In a statement last week, Godongwana said: “Policymaking responsibility in this area resides with the minister of finance — working with the president and cabinet — who sets the inflation target in consultation with the South African Reserve Bank.”
Delivering the closing remarks to the ANC national executive committee (NEC) meeting on Monday, Ramaphosa chastised the bank for overstepping its boundaries.
“We began a discussion on the issue of monetary policy, and specifically the role and value of inflation targeting. Everyone understands that it is the minister of finance, together with cabinet, who sets the inflation target in consultation with the Reserve Bank. The Reserve Bank then operates independently in pursuit of the inflation target that would have been agreed upon,” he told NEC members.
We are a long way from having the strongest reserve position among emerging markets, but we are no longer the laggard we once were. The South African economy no doubt has its vulnerabilities, but it also has strengths, and I am proud to say the SA Reserve Bank is one of those strengths
— Lesetja Kganyago, Reserve Bank governor
A technical committee tasked with investigating the economic effect of lowering the target has concluded its work, but its findings are yet to be made public. Godongwana poured cold water on speculation that he would make this announcement when he delivers the medium-term budget policy statement later this year.
On Friday Kganyago outlined what he called the benefits of the central bank’s inflation target, saying tighter policy would aid price stability in the long term.
He said that to the extent that inflation settles at 3% — and expectations continue to move lower — the bank’s forecasting model showed the possibility of lower interest rates if inflation remained contained at current levels.

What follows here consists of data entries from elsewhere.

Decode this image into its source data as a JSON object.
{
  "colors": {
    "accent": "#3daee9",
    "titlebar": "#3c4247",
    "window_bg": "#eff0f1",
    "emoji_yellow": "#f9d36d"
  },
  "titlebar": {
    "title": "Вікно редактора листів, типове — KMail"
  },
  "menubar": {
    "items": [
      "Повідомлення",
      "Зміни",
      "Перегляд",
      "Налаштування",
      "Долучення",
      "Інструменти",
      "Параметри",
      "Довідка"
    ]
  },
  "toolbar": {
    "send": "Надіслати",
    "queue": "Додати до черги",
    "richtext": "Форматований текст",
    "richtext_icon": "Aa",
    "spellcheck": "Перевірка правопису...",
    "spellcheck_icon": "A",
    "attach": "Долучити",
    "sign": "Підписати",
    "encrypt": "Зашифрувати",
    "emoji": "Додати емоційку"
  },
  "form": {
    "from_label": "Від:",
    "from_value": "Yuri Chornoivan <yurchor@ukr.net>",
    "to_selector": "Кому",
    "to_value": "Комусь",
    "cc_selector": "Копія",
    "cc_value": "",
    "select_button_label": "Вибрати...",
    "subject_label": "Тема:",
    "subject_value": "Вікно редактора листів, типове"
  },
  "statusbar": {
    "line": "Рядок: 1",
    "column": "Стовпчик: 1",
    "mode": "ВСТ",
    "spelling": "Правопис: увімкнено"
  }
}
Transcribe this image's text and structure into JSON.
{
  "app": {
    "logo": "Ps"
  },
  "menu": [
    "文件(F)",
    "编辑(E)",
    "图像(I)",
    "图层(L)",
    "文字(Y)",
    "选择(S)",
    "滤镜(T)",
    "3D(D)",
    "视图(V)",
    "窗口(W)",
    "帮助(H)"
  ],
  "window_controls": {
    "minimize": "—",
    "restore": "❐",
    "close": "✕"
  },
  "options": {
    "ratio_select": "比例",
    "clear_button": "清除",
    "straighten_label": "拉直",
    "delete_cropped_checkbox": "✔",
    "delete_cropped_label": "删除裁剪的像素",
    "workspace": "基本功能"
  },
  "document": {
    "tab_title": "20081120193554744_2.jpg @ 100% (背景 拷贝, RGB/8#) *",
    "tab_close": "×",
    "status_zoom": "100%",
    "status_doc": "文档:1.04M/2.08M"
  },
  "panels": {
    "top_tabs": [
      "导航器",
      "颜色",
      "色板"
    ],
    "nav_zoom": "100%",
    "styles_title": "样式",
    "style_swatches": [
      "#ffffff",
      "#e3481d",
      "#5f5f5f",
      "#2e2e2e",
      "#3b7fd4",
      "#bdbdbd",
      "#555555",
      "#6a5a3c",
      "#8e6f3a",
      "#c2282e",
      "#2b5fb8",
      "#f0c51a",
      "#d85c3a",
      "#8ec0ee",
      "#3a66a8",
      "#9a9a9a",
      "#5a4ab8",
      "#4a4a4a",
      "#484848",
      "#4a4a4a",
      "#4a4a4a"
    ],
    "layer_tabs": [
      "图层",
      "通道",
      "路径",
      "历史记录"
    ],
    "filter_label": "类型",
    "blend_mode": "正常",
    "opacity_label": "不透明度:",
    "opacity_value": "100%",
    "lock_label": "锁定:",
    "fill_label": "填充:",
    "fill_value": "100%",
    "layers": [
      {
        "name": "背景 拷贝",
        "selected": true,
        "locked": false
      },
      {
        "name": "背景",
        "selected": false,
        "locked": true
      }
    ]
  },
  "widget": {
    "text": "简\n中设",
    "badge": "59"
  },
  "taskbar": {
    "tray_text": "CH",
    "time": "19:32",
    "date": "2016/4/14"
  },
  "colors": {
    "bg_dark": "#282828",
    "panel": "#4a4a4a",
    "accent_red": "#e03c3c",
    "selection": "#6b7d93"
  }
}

“Given that this is the year of uncertainty, I do not want that projection to be mistaken for a promise,” he said. “Events may not unfold exactly in line with our forecasts.
“We are a long way from having the strongest reserve position among emerging markets, but we are no longer the laggard we once were. The South African economy no doubt has its vulnerabilities, but it also has strengths, and I am proud to say the SA Reserve Bank is one of those strengths.”
He said the Bank had started a new strategy cycle, streamlining to three strategic focus areas — price stability, financial stability and payments.
Prof Raymond Parsons of North-West University Business School said finality was needed on the likelihood of a lower inflation target of 3%, in which case the Bank has indicated it will need to keep borrowing costs higher for longer.
“The dialogue with the National Treasury still appears ongoing. It is also not yet clear whether the necessary political support and ‘buy-in’ have been secured for the inflation target change,” Parsons said.